For blind and visually impaired astronomers, sonification of data creates opportunities for research and outreach. This Focus issue of Nature Asteonomy Journal lays out the benefits of complementing vision-based data analysis tools with data sonification.
The collection of articles sprung from the Audible Universe workshop in 2021, which convened astronomers and sound engineers — until then two disparate communities with a shared passion.
A Meeting Report by Chris Harrison and colleagues discusses sonification tools for enhancing scientific discovery and accessibility to astronomy research and education.
In their Q&A, Jake Noel-Storr and Michelle Willebrands interview four blind or visually impaired researchers working in astronomy research, education and outreach: Nicolas Bonne, Cheryl Fogle-Hatch, Garry Foran and Enrique Perez Montero.
The Perspective titled Sonification and sound design for astronomy research, education and public engagement by Anita Zanella and co-workers then discusses in greater detail the benefits of sound, including nearly 100 sound-based astronomy projects, in context.
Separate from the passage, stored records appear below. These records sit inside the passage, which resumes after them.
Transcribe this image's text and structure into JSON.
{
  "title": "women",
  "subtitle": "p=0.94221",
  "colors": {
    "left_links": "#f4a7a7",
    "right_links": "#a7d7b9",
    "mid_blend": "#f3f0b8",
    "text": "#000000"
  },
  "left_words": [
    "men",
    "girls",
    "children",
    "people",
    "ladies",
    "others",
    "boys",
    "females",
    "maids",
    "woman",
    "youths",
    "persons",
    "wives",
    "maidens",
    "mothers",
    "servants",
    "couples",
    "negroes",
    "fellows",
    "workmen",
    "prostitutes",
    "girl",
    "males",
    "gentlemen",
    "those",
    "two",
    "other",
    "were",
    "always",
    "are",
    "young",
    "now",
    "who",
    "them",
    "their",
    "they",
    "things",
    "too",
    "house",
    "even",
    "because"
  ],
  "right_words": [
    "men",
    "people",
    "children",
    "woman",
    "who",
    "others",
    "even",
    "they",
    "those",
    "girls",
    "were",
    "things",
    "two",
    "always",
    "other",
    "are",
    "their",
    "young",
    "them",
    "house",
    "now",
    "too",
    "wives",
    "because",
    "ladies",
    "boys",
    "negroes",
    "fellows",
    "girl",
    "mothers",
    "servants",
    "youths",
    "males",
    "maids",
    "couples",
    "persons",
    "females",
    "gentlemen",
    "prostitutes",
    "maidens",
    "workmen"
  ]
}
Zanella, A., Harrison, C.M., Lenzi, S. et al. Sonification and sound design for astronomy research, education and public engagement. Nat Astron 6, 1241–1248 (2022). https://doi.org/10.1038/s41550-022-01721-z
In the second Perspective article titled Sound Experts’ Perspectives on Astronomy Sonification Projects, Nicolas Misdariis leads a team of sound experts in sound perception/cognition, sound design, psychoacoustics and experimental psychology in setting out the basic elements of sonification, with its diversity of tools, applications and users, from perception to experience. Together with Sandra Pauletto I contributed to the section titled Sound Design and Sonification which describes a design oriented approach to sonic information design.